I'm currently auditing resource limits for EKS nodes across about 40 applications. My goal is to identify where resources are being wasted and propose adjustments to the limits and requests. For example, if an application uses around 531m of Memory but has a limit of 1000m (1GB), I know that limit needs to be adjusted. I'm considering where it should go; 600m seems too close. Is there a general guideline for setting resource limits?
Similarly, for a service using an average of 10.1m cores of CPU with a limit set at 1 core, I know CPU throttling isn't a service killer, but I'd like to know how close I can set the limit to the average usage. Any tips?
3 Answers
I typically look at the max memory usage over the last couple of months, add a buffer on top, and set limits that way. Don’t rely on average usage metrics for memory since they can be misleading, especially if an app spikes. For CPUs, I don’t often enforce strict limits since they’re easier to manage and less likely to starve the service if configured correctly. Just be cautious about CPU starvation in extreme cases—it can cause significant issues if the clients keep retrying aggressively.
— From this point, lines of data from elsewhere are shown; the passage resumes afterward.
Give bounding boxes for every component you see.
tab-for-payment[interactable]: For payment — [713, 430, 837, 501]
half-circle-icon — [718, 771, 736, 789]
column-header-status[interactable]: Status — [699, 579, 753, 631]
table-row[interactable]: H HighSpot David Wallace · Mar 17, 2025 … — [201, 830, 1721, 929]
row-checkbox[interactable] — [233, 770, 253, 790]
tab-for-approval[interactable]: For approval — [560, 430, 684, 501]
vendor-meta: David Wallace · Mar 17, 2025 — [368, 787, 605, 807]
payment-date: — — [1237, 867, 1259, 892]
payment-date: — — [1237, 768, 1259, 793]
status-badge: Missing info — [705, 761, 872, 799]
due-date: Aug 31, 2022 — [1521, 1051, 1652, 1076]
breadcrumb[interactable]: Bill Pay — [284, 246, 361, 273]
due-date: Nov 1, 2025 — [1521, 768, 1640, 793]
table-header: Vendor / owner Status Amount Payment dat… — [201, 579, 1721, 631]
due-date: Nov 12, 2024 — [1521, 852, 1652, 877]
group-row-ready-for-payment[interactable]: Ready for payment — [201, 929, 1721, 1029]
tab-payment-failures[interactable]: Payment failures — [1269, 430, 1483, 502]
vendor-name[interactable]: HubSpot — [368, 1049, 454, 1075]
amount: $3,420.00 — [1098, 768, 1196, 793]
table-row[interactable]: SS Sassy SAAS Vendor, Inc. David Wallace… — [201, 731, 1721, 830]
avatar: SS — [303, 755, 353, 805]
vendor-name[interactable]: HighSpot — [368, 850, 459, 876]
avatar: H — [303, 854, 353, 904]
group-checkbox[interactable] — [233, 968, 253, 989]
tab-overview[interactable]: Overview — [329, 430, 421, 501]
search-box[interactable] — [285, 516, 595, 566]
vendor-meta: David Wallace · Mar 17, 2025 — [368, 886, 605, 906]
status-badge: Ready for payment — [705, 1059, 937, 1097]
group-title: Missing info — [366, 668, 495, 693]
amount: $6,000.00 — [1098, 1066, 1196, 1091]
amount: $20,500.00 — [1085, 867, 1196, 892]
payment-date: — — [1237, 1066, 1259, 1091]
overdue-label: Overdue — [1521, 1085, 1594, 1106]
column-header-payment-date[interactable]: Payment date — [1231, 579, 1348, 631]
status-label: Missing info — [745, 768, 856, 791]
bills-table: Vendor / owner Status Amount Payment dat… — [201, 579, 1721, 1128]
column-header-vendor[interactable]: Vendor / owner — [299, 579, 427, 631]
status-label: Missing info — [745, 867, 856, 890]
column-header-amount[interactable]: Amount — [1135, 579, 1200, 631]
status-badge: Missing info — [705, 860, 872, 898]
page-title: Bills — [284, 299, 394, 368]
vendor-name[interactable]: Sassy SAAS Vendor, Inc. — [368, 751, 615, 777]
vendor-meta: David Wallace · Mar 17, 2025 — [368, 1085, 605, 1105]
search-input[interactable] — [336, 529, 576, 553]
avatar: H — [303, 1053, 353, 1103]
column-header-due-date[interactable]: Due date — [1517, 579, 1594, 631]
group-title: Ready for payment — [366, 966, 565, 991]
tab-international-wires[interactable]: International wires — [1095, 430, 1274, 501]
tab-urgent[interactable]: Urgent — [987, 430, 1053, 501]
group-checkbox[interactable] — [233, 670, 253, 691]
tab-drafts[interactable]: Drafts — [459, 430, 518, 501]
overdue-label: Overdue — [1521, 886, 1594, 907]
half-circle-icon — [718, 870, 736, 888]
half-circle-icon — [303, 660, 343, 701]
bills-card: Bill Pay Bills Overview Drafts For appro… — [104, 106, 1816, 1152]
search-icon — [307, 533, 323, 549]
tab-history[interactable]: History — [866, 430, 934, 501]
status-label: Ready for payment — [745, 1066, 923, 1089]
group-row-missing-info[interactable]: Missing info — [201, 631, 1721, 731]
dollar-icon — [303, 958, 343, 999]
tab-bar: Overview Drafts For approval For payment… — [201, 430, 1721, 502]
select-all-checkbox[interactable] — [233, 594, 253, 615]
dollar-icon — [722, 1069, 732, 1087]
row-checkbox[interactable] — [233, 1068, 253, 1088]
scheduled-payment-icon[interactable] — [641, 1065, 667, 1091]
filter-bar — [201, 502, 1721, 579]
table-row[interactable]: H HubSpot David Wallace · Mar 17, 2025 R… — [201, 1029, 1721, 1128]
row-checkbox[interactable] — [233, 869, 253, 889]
Using KRR or VPA in recommender mode can help provide tailored suggestions for requests and limits. It's worth checking out if you're unsure where to start.
A common approach is to set the requests slightly above average usage and keep the limits much higher. The key is to avoid getting OOMkilled, so make sure to leave some buffer. For CPU, just establish what you consider reasonable usage for requests and keep limits significantly above that. Also, tools like Vertical Pod Autoscaler and Goldilocks can offer insights into optimal settings.
True, limits can incur costs, so balancing is crucial. Requests reserve resources on the node, so it won't go below that, right?

What kind of buffer do you usually add on top of that max memory usage?